Этот парнишка давно перестал терзать себя пустыми надеждами на совместную жизнь и содружество с людьми, кроме беспризорной шпаны, которая была ему ближе всякой родни.

* * *

Я не сказал Кандыбе, что повстречал на улице мордастенького, ходкого сына бабушки из Сисима, Костьку – моего дядю. Невзирая на девятилетний возраст, суровые запреты матери и со всех сторон сыплющиеся на него колотушки, Костька курил, ловко выуживая папиросы из нераспечатанных пачек старших братьев, Вани и Васи, не брезговал и бычками – этой вечной пищей безденежных и бродячих курцов.

За сбором бычков я и прихватил Костьку.

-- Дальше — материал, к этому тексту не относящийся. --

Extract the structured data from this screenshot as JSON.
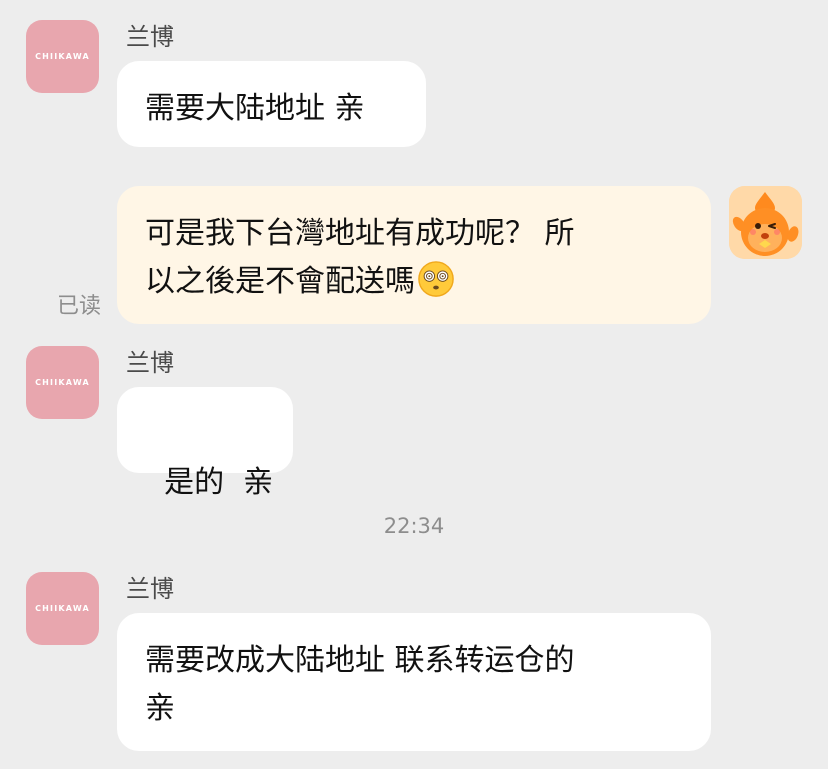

Он обрадовался мне, сообщил, что дядя Вася как-то изловчился добыть документ и улетел на самолете в Красноряск, учить уму-разуму разметчиков и сортировщиков древесины.

– Ты приходи, – сказал Костька. Вид и слова его были обнадеживающими, Костька хотел надеяться, что на этот-то раз «наши» не откажут мне.

Ваня был на работе. Костька в школе. Дед Павел слеповал у обмерзшего окна, в звеньях которого маленько вытаяло, – починял старую мережку, опасливо побрякивая кибасьями. «Сяма», закутавшись в пуховую шаль, лежала в постели, смежив глаза.

Я стянул с головы шапку и поздоровался. Дед отвернулся к окну, ровно бы ничего его тут не касалось.

– Ково там опять чельти плинесли? – словно не расслышав моего голоса, спросила бабушка из Сисима. Каждое слово она произносила с тихим, мучительным постаныванием. – А-а, – совсем уж умирающим голосом, в котором чуялась плохо скрытая досада, протянула она и приподнялась на руке. Отстранив шаль от лица, посидела, помолчала, спросила насчет отца и мачехи. Я ничего на этот раз не соврал.